Cloud computing in the modern office
Someone recently said that cloud computing is like teenage sex – talked about more than actually done. And usually done badly. Having recently set up our office in Sydney, we decided to do more than just talk about it (cloud computing that is).
As a startup company, we need technology which is cost effective and requires very little ongoing maintenance. In this vein, we implemented the following technologies for our office:
Incoming Skype Phone Number
Instead of getting phone lines/ISDN etc, we arranged an online number with Skype This means that for $80(AUD) a year, Skype allocates us a phone number in Sydney, and when someone dials that number, the call comes into our PC (via the internet). With the addition of a decent PC headset, we have telephone quality as good as any IP telephony system out there.

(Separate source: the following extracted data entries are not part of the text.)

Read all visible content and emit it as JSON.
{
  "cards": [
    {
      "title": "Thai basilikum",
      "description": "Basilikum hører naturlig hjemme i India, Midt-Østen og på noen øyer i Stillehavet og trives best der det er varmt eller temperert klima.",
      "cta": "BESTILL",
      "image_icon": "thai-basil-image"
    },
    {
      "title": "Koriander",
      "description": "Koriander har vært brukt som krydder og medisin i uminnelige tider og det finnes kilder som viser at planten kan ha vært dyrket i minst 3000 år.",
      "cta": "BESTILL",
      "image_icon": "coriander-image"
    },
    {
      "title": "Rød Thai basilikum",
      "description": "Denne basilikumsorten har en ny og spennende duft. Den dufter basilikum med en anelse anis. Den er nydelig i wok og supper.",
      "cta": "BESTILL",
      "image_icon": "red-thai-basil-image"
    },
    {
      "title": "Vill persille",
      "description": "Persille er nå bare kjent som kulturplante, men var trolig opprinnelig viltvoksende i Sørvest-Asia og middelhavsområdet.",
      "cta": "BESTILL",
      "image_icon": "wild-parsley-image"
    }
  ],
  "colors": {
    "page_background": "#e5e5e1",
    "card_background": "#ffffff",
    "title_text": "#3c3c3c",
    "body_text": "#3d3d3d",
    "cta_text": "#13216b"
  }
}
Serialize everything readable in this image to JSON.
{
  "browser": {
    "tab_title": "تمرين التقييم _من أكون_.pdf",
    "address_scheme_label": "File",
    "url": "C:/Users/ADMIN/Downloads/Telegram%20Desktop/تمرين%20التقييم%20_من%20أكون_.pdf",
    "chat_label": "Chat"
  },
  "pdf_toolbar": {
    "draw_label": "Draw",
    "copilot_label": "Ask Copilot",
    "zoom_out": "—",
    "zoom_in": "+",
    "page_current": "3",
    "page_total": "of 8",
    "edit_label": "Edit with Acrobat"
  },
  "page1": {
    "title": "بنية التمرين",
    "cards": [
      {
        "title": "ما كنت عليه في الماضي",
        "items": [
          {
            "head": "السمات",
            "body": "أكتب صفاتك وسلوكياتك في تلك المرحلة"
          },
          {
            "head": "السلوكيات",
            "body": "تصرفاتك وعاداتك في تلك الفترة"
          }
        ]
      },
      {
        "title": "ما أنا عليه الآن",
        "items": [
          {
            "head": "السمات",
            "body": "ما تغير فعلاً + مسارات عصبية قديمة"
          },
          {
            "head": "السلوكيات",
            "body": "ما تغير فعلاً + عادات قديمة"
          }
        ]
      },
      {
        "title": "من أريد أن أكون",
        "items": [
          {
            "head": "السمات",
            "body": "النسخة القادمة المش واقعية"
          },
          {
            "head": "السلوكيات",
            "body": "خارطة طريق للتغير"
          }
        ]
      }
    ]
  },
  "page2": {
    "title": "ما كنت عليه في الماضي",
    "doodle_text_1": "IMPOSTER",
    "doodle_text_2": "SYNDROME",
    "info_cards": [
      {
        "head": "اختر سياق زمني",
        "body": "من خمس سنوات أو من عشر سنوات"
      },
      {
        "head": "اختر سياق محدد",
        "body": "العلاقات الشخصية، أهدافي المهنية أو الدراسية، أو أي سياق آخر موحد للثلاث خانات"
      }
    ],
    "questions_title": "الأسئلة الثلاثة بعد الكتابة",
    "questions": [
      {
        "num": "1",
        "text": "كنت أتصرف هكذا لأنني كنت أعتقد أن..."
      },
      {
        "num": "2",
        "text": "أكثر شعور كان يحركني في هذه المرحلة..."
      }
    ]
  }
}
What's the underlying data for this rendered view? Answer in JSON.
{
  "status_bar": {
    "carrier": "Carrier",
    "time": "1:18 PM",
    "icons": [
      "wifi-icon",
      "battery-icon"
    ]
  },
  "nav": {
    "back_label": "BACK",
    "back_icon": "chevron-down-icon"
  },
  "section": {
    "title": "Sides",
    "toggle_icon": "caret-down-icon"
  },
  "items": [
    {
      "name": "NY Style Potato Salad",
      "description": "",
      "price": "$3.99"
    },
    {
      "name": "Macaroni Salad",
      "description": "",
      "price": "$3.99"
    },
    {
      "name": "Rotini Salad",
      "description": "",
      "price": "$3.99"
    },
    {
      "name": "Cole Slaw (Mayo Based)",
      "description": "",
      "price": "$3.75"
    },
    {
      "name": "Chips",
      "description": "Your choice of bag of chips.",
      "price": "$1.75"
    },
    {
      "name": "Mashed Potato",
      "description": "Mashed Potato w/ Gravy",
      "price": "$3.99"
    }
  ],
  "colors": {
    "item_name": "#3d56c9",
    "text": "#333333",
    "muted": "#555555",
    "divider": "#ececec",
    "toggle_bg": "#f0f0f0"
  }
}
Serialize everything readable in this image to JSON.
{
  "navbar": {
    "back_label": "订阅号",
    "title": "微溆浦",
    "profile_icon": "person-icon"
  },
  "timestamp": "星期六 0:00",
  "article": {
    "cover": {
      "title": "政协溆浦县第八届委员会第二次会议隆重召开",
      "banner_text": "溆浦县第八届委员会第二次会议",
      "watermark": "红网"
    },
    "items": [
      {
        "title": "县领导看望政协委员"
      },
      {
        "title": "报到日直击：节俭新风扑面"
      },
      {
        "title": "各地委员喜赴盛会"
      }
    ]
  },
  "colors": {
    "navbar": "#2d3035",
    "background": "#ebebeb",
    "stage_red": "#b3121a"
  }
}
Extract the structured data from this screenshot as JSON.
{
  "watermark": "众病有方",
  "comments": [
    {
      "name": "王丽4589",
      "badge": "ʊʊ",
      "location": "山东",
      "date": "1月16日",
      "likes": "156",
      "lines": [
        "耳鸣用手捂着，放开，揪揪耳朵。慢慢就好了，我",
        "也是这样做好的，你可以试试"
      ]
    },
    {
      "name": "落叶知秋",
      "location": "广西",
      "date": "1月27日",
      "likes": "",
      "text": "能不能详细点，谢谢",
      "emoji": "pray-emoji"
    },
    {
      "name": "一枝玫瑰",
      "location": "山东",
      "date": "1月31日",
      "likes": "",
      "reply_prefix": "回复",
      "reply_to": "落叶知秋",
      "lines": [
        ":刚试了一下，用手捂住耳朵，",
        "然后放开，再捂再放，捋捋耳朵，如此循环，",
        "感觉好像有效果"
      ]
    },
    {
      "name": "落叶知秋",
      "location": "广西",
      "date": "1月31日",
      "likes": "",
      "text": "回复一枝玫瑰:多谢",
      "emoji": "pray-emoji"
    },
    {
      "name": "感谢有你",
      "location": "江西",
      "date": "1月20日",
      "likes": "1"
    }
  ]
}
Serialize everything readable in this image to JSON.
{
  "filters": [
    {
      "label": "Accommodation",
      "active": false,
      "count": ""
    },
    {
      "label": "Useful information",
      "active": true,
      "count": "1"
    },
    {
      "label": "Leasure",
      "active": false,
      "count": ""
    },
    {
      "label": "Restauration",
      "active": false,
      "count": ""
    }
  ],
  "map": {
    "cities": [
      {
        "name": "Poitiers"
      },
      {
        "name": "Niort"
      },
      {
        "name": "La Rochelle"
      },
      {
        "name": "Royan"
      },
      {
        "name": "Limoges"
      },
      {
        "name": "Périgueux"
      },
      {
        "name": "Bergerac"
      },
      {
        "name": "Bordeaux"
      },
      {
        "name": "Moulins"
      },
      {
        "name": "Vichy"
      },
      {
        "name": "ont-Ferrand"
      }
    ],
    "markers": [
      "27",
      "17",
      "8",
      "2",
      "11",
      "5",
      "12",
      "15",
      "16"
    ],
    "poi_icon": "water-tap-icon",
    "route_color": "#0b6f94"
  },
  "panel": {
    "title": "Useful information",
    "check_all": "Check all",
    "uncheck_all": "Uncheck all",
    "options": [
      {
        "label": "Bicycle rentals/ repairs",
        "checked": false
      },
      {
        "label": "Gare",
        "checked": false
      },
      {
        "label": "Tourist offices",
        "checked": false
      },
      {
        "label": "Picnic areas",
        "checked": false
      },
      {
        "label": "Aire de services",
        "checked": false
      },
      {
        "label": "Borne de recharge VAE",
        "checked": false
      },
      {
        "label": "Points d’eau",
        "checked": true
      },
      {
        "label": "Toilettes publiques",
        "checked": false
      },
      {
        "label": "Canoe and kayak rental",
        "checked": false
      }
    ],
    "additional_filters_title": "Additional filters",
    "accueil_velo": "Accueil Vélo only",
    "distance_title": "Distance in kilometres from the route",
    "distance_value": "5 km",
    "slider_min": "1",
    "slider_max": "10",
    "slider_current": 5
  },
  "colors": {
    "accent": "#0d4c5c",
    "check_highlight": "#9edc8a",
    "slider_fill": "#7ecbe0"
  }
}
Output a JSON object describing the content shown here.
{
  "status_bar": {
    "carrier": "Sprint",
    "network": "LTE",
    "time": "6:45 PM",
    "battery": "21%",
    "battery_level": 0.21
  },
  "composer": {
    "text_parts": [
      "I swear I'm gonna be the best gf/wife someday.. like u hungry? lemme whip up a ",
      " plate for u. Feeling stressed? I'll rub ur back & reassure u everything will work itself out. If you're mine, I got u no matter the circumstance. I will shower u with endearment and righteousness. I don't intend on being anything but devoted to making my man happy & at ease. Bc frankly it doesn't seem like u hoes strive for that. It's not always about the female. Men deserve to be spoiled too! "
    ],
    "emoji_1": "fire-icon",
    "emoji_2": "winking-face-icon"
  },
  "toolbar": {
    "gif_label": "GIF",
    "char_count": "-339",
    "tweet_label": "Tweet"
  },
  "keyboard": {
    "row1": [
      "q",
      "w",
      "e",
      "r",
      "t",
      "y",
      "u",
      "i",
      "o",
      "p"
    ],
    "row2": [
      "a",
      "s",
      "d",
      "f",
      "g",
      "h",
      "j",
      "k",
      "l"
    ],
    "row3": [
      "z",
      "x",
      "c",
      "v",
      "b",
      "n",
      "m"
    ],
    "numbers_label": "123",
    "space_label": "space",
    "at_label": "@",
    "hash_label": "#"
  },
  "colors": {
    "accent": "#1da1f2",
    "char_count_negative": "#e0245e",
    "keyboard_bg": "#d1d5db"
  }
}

Skype offers all the normal features a business requires such as voicemail, caller ID and call transfers (you can tranfer an incoming Skype call to any other online Skype contact in your list).
It is also possible to buy outgoing call credits to make outgoing calls at a much cheaper rate than normal landline solutions. However, we make very few outgoing calls and our mobile phones are currently sufficient for our purposes.
Google (Gmail) Email Hosting
Instead of managing our own email servers, we signed up for Google’s premium email/online apps solution.
For $50(USD) a year per user, Google gives us 25GB of email storage per user and access to their premium online apps solution (which can be thought of as an online replacement for Office software such as Word and Excel).
Hosting our email with Google means the best engineers in the business are maintaining our email system, our emails are backed up across Google’s staggeringly large server network and we are not reliant on our own machines or a local server which we need to manage. We can search through all of our old email correspondance using Google’s excellent (and super fast) searching capabilities.
By using IMAP to access our emails, whichever machine we use to login to our email, we get the same view (ie if I create a folder and drag emails into it on one machine, when I log in from somehwhere else, I automatically get the same view).
We are also using the online apps to store and share our timesheets, project plans etc which we can then securely access from wherever we are.
Fax to Email Service
These kind of services have been around for a very long time, but are still under-utilized in my view. No office needs to have a real fax machine these days.
We use a service called Utbox, which, for $60(AUD) a year, offer an incoming fax number in Sydney, and when a fax is sent to this number it is delivered to my email inbox as an attachment.
Conversly, I can also send an email to a fax number (via the service) which is then delivered to the recipients fax machine as a normal fax.
Online Subversion Repository Management
For all of the projects we work on, we use the Subversion version control system, which allows us to manage the various stages of development and 0ngoing changes to the codebase of our projects.
We use the online service CVSDude to host our Subversion repositories. Although the name is a bit silly, CVSDude are reponsible for maintaining repositories for large organisations such as the BBC, Telstra and Standford University.
For $30(USD) a month, we get 10Gig of Subversion hosting/storage, we can also upgrade this at any time to increase the amount of storage.
The benefit of this solution is that we can (securely) access our projects from anywhere, all of our projects are being backed up every ten minutes, and again we are not at the mercy of a server which we have to maintain and monitor ourseleves.
Amazon EC2
Before deciding on the solutions above, I also experiemented with Amazon’s EC2 service (a cloud-based computing/hosting solution), with the idea of hosting our Subversion and email server on this service. Although it was amazingly simple to setup, and appears to be a very powerful and interesting service, the costs were prohibitively expensive. The solutions above work out to be cheaper and require less ongoing maintenance.